Phallon Tullis Joyce : « J’espère que les USA vont tout gagner »

Football, Interviews — par Julien Lampin, le 11 juin 2019 (16:06)

Phallon Tullis-Joyce s’est rapidement acclimatée au Stade de Reims. Participant à la seconde partie de la saison qui a vu les Rouge et Blanche atteindre la D1, la gardienne US a été élue meilleure gardienne de l’Euro Winners Cup de beach soccer à Nazaré (Portugal).
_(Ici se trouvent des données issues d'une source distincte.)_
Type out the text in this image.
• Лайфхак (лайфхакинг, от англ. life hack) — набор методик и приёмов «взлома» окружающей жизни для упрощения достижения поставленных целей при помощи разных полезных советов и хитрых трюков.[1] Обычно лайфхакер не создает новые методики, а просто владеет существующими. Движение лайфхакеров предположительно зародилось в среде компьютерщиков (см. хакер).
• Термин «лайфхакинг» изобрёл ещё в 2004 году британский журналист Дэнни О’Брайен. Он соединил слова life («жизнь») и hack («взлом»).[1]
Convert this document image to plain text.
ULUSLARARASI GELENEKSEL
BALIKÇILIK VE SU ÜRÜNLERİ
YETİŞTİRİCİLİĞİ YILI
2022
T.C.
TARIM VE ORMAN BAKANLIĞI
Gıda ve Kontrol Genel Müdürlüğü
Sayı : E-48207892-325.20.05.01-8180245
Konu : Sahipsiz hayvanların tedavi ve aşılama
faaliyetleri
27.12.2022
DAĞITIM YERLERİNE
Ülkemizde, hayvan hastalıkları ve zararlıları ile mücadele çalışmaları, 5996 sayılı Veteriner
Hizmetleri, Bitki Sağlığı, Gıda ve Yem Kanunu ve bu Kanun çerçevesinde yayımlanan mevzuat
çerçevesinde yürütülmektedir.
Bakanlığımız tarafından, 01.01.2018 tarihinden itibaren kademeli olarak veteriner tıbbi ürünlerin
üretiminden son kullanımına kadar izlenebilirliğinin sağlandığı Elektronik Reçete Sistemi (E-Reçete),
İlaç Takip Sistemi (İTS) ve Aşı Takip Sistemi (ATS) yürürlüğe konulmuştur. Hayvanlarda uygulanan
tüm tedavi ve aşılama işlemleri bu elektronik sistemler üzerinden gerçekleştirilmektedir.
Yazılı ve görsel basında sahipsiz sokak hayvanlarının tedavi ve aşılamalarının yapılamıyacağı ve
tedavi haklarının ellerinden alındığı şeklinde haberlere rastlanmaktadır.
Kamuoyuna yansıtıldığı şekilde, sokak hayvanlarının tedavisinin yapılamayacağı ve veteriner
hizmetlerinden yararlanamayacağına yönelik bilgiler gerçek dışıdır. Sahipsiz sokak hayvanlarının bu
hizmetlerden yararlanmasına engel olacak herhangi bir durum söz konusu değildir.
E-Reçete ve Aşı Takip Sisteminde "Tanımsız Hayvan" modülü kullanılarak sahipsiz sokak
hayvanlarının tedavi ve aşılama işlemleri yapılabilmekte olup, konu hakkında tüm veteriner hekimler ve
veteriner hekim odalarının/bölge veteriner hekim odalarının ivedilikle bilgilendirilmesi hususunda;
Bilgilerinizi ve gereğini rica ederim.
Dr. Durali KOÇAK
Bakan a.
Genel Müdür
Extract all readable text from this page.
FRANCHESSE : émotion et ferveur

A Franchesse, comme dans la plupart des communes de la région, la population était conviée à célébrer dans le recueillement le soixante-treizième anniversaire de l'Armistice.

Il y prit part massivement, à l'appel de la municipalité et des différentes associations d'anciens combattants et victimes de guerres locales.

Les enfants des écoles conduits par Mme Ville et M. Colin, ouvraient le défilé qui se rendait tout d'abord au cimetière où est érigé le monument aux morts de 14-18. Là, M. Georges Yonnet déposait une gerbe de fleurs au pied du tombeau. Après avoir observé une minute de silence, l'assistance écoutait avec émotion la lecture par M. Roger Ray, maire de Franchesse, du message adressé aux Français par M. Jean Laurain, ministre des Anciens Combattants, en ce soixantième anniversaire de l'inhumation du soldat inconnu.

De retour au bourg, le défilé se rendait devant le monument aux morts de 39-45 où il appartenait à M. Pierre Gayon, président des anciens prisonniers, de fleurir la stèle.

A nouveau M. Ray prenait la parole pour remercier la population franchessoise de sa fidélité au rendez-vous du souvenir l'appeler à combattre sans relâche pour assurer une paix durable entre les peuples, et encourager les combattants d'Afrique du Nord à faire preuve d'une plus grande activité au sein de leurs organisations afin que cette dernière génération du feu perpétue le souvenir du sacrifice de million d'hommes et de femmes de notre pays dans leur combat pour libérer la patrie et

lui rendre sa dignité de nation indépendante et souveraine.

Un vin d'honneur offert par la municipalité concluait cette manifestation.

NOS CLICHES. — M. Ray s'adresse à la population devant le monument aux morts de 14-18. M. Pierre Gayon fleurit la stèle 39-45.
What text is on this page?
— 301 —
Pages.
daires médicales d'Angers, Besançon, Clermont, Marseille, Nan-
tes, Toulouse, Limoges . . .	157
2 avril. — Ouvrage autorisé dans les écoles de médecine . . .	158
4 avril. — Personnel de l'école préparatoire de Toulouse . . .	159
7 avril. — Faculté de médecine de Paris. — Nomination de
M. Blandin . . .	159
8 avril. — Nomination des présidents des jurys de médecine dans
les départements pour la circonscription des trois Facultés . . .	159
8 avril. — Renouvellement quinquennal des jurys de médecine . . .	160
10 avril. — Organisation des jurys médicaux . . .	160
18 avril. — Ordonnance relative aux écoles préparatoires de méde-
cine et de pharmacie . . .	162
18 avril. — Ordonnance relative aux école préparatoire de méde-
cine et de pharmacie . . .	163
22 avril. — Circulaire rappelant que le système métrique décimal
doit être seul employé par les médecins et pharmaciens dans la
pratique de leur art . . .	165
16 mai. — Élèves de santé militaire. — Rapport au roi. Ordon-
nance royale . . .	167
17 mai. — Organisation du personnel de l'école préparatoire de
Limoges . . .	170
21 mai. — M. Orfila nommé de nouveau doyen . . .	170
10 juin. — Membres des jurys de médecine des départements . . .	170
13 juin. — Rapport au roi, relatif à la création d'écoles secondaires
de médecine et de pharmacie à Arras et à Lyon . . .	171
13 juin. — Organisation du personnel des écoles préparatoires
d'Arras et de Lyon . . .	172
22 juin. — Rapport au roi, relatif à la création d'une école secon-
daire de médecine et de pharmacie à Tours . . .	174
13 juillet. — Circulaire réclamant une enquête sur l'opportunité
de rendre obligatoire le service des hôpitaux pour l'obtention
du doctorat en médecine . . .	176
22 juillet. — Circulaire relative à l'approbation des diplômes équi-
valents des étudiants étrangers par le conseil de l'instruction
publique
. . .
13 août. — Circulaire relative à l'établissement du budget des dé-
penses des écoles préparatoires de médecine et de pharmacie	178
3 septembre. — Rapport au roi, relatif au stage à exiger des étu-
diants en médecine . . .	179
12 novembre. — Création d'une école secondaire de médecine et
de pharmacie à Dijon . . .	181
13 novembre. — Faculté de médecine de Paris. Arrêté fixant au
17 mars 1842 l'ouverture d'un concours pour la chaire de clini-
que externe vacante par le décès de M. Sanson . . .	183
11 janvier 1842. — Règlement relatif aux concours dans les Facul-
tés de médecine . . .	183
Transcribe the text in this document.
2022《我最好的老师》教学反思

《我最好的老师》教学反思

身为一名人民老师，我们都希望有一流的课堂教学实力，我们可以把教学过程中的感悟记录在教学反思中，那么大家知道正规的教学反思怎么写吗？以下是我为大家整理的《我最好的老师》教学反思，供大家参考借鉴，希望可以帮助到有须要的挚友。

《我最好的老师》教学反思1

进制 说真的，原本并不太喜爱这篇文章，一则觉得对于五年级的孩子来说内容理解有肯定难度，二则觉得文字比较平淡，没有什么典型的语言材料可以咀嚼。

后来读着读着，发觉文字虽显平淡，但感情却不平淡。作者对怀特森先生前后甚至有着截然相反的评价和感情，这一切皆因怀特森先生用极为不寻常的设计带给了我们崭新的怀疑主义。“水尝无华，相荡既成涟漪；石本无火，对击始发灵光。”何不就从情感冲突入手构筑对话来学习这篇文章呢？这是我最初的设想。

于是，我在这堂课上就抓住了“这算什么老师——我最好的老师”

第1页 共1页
Avant de pourquoi pas devenir une des révélations de D1 la saison prochaine, elle espère retrouver son pays au sommet de l’Elite mondiale cet été.

Native de New York, venue de l’Université de Miami, la grande (1m85) et toujours souriante gardienne du Stade de Reims vit son American Dream à Reims depuis cet hiver. Jeune internationale U23 avec les USA, Phallon Tullis-Joyce rêve malgré tout de doublé pour sa sélection. Un sacre espéré qui passera par la Cité des… Sacres. L’occasion d’échanger sur le soccer, vu des Etats-Unis.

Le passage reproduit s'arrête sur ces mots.